De problemen met de samenstelling van de arbitragecommissies in Den Haag
lijken te zijn opgelost. Voor de claimscommissie geldt dat beide partijen
voor 12 december a.s. hun claims moeten hebben ingediend. De grenscommissie
heeft een zeer ambitieus tijdpad opgesteld, waarbij de beslissing over de
loop van de grens is voorzien voor februari 2002, waarna de feitelijke
demarcatie zou kunnen plaatsvinden. Een vertegenwoordiger van het Hof van
Arbitrage in Den Haag zal op de volgende bijeenkomst van de Groep van
Vrienden een feitelijke presentatie geven over de arbitragecommissies. Deze
bijeenkomst zal op 26 juni in New York worden gehouden en zal door de
Ambassadeur in Bijzondere Dienst worden bijgewoond.
Met de beëindiging van de Nederlandse militaire deelname zal de heer P.J.
Th. Marres eind juni zijn functie als Ambassadeur in Bijzondere Dienst voor
Ethiopië en Eritrea beëindigen.
Politieke ontwikkelingen
Ethiopië
De onzekere binnenlandse politieke situatie in Ethiopië duurt voort. De
tweespalt binnen het TPLF (Tigray People's Liberation Front) is nog niet
opgelost en dit zal in ieder geval zo blijven totdat het partijcongres wordt
gehouden, waarvan de datum nog steeds onbekend is. De situatie met
betrekking tot de mensenrechten en democratisering is zorgelijk, hetgeen
onder meer blijkt uit de arrestatie van diverse oppositieleden en
mensenrechtenactivisten. Nederland heeft in EU-kader aandacht gevraagd voor
de binnenlandse politieke situatie in Ethiopië. Internationale aandacht voor
de situatie in Ethiopië heeft er waarschijnlijk toe geleid, dat twee leden
van de Universiteit van Addis Abeba, die ervan beschuldigd werden de
studenten te hebben aangezet tot geweld, recent op borgtocht zijn
vrijgelaten.
Eritrea
In een open brief aan alle leden van de Party for Democracy and Justice
(PFDJ) is door een vijftien-tal vooraanstaande leden van de partij scherpe
kritiek geuit op de partij, de regering en de President. Het is voor de
eerste keer sinds de huidige regeringspartij tien jaar geleden aan de macht
kwam, dat dergelijke kritiek vanuit de partij naar buiten wordt gebracht.
Het is niet duidelijk of de President op korte termijn zal reageren op de
open brief. Intussen zijn twee ministers, die de open brief ook hebben
ondertekend, vervangen.
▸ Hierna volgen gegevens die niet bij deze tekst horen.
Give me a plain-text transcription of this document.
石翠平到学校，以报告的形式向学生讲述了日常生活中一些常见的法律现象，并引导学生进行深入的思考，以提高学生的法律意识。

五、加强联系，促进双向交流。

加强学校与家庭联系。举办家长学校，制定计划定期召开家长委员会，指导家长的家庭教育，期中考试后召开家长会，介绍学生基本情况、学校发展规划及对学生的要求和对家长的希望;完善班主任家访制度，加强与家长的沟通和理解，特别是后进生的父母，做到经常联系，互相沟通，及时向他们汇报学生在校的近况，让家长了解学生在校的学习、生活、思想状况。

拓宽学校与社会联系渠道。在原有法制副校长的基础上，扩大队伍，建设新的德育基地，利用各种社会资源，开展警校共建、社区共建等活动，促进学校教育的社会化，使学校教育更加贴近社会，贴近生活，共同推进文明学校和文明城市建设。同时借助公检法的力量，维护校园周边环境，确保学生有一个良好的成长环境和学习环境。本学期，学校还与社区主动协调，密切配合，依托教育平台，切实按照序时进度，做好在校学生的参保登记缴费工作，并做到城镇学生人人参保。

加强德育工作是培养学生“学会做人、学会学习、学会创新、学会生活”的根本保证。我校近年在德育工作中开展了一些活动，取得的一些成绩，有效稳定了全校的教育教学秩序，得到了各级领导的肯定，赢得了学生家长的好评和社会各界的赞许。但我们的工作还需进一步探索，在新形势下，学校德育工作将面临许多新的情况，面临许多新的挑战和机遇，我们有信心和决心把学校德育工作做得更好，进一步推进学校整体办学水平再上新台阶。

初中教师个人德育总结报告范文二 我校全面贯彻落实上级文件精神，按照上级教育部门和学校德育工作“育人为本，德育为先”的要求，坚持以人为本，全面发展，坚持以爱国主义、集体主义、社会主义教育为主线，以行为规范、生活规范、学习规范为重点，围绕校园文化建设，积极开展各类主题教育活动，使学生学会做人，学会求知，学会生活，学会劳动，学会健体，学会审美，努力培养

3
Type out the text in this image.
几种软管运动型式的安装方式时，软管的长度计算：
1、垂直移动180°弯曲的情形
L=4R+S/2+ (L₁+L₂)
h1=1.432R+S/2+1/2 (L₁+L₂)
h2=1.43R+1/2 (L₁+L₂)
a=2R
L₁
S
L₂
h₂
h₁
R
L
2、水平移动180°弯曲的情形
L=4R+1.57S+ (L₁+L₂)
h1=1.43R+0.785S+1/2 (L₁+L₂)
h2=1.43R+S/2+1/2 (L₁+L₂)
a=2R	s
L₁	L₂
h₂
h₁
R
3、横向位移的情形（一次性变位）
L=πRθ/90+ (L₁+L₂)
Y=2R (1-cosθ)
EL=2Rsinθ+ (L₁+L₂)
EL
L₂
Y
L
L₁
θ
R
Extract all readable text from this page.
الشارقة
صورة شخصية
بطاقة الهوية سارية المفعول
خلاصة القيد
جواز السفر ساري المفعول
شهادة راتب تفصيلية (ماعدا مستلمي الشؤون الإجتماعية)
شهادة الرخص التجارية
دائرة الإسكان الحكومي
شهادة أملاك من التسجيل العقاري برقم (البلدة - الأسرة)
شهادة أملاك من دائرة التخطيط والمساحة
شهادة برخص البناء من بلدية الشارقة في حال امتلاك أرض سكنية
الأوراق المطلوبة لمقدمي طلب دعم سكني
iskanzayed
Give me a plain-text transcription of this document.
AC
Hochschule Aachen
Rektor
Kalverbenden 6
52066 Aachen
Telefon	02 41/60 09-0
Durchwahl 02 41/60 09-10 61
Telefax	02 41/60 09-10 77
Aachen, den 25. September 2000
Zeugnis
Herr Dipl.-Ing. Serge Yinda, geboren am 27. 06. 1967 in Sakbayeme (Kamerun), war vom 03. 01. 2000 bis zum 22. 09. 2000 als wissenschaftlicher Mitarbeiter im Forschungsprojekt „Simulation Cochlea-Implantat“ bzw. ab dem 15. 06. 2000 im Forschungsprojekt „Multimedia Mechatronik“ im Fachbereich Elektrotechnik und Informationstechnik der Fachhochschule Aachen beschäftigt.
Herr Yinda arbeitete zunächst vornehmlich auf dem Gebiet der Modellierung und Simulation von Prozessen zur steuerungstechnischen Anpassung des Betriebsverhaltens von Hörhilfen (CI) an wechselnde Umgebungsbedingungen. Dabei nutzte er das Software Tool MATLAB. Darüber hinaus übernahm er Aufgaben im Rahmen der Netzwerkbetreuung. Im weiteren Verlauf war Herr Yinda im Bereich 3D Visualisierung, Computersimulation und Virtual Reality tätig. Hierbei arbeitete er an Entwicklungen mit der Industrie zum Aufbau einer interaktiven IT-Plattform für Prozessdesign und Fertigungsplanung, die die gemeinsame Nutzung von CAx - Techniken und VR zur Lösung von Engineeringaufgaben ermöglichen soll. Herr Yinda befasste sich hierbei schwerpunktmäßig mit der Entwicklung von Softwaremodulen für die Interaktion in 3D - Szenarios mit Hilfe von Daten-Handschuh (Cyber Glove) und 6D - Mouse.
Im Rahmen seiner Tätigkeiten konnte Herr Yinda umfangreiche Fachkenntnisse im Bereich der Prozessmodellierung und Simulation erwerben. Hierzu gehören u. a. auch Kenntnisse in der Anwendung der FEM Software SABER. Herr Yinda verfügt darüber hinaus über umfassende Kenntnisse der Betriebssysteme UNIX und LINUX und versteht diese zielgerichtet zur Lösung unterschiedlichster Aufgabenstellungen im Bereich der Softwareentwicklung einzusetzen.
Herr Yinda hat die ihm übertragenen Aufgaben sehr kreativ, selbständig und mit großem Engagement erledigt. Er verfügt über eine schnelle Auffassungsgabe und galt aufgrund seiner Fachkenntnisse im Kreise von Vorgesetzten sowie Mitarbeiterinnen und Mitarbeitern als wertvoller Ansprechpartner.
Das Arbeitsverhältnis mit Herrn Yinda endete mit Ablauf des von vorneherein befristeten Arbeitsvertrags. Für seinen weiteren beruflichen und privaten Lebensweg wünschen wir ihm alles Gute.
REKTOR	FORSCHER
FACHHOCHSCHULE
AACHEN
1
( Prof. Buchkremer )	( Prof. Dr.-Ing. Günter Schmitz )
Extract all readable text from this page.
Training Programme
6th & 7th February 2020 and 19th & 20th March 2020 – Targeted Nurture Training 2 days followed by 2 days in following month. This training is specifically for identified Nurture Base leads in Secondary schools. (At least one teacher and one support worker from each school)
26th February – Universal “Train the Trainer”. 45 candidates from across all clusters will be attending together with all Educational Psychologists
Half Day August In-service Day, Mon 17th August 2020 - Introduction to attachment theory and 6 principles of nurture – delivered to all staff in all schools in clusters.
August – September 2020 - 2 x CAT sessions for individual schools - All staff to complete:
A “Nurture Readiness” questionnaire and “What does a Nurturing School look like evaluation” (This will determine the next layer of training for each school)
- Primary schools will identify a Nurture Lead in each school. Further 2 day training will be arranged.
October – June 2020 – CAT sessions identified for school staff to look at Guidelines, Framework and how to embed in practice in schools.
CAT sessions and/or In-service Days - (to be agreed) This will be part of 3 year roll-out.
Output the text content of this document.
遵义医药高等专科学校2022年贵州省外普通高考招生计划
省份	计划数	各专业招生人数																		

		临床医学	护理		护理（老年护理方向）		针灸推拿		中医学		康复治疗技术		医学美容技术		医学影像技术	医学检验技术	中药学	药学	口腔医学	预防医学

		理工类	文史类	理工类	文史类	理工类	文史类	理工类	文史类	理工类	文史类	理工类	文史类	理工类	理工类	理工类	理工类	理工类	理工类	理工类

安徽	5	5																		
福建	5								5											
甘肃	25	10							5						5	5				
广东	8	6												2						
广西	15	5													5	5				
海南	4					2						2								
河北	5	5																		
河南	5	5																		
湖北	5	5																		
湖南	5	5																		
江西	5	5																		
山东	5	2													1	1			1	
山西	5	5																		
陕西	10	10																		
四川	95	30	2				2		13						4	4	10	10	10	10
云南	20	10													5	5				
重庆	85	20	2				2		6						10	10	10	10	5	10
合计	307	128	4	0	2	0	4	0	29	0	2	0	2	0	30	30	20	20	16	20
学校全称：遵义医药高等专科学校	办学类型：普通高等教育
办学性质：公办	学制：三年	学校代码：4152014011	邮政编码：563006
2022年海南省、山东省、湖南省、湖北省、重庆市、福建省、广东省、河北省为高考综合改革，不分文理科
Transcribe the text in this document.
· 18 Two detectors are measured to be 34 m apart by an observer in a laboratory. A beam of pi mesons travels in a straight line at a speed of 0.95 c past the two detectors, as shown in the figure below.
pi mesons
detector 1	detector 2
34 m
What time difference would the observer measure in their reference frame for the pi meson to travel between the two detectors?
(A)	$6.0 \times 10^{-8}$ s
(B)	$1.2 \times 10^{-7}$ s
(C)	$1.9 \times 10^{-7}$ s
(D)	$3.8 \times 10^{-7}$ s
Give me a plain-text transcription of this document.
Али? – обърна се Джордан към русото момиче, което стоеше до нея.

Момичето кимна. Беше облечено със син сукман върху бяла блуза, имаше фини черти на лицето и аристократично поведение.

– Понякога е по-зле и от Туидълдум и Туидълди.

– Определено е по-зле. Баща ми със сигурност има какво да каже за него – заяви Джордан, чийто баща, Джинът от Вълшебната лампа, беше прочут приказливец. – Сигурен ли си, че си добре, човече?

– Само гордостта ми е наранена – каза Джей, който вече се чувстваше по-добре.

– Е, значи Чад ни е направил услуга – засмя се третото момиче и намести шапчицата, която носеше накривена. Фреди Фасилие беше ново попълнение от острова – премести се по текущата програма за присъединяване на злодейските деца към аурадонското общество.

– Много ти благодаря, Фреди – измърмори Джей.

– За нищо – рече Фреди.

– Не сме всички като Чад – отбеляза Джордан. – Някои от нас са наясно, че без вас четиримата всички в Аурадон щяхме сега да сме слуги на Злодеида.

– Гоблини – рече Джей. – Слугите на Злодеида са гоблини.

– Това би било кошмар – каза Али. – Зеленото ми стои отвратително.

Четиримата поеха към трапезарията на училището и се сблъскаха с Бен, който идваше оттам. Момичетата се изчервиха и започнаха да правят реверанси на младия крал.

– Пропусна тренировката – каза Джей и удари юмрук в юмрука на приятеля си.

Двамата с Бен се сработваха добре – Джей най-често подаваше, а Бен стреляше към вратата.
Er lijkt sprake van een ontwikkeling waarbij óf de
regering een grotere openheid in het politieke leven zal moeten toestaan, óf
het democratiseringsproces wordt vertraagd.
Voor zover nu kan worden overzien, zullen de ontwikkelingen in beide landen
geen onmiddellijke gevolgen hebben voor het vredesproces. De politieke
ontwikkelingen in beide landen zullen door Nederland nauwgezet gevolgd
worden. Waar nodig zal Nederland een voortrekkersrol nemen voor
gecoördineerde actie in EU-kader.
Ontwikkelingssamenwerking
Met de ontdooiing van de hulp heeft de Nederlandse regering een positief
signaal gegeven aan beide partijen ter ondersteuning van de voortgang van
het vredesproces.
Begin juni heeft in een open en constructieve sfeer beleidsoverleg met de
Ethiopische autoriteiten plaatsgevonden, waarmee het proces van de
sectorkeuze van start is gegaan. Overeengekomen werd om, in het kader van
het sectorkeuze proces, uit te gaan van de sectoren gezondheid, onderwijs en
voedselzekerheid. Over een eventuele vierde sector kan in een later stadium
worden beslist. In de loop van dit jaar zal het overleg over de sectorkeuze
worden voortgezet, waarbij ook gesproken gaat worden met NGO's,
medefinancieringsorganisaties en donoren. Overigens is tijdens het
beleidsoverleg duidelijk aangegeven dat indien de huidige zorgelijke
situatie op het gebied van mensenrechten en democratisering voortduurt, dit
consequenties kan hebben voor de wijze van verdere samenwerking tussen
Nederland en Ethiopië.
De Eritrese autoriteiten hebben aangegeven verheugd te zijn over de
hervatting van de OS-relatie. Tevens werd waardering geuit voor de
Nederlandse benadering, waarbij de hulp op een beperkt aantal sectoren zal
worden geconcentreerd. Als mogelijke sectoren voor samenwerking werden de
sectoren goed bestuur, onderwijs en gezondheidszorg genoemd. Op korte
termijn zal een tijdsplanning worden vastgesteld voor het proces van de
sectorkeuze.
Voor beide landen geldt dat het voor de hervatting van bilaterale
macro-economische steun thans nog te vroeg is. Hiervoor zal in ieder geval
sprake moeten zijn van een daling van de defensie-uitgaven.
Humanitaire situatie
Ontmijning
Nederland ondersteunt momenteel zowel in Ethiopië als in Eritrea
activiteiten gericht op humanitaire ontmijning in de grensregio's. In
Eritrea worden deze activiteiten o.m. via de Halo Trust uitgevoerd. Ook
levert Nederland drie mijnenruiminstructeurs, zoals reeds vermeld in onze
brief van 22 maart. De coördinatie van de ontmijning is in handen van het
United Nations Mine Action Coordination Centre (UNMACC). De programma's
verlopen voorspoedig en er wordt goed samengewerkt met de Eritrese
autoriteiten. Als indicatie van de Eritrese inzet moge dienen dat recent 600
genisten werden gedemobiliseerd, die mede worden ingezet voor ontmijning.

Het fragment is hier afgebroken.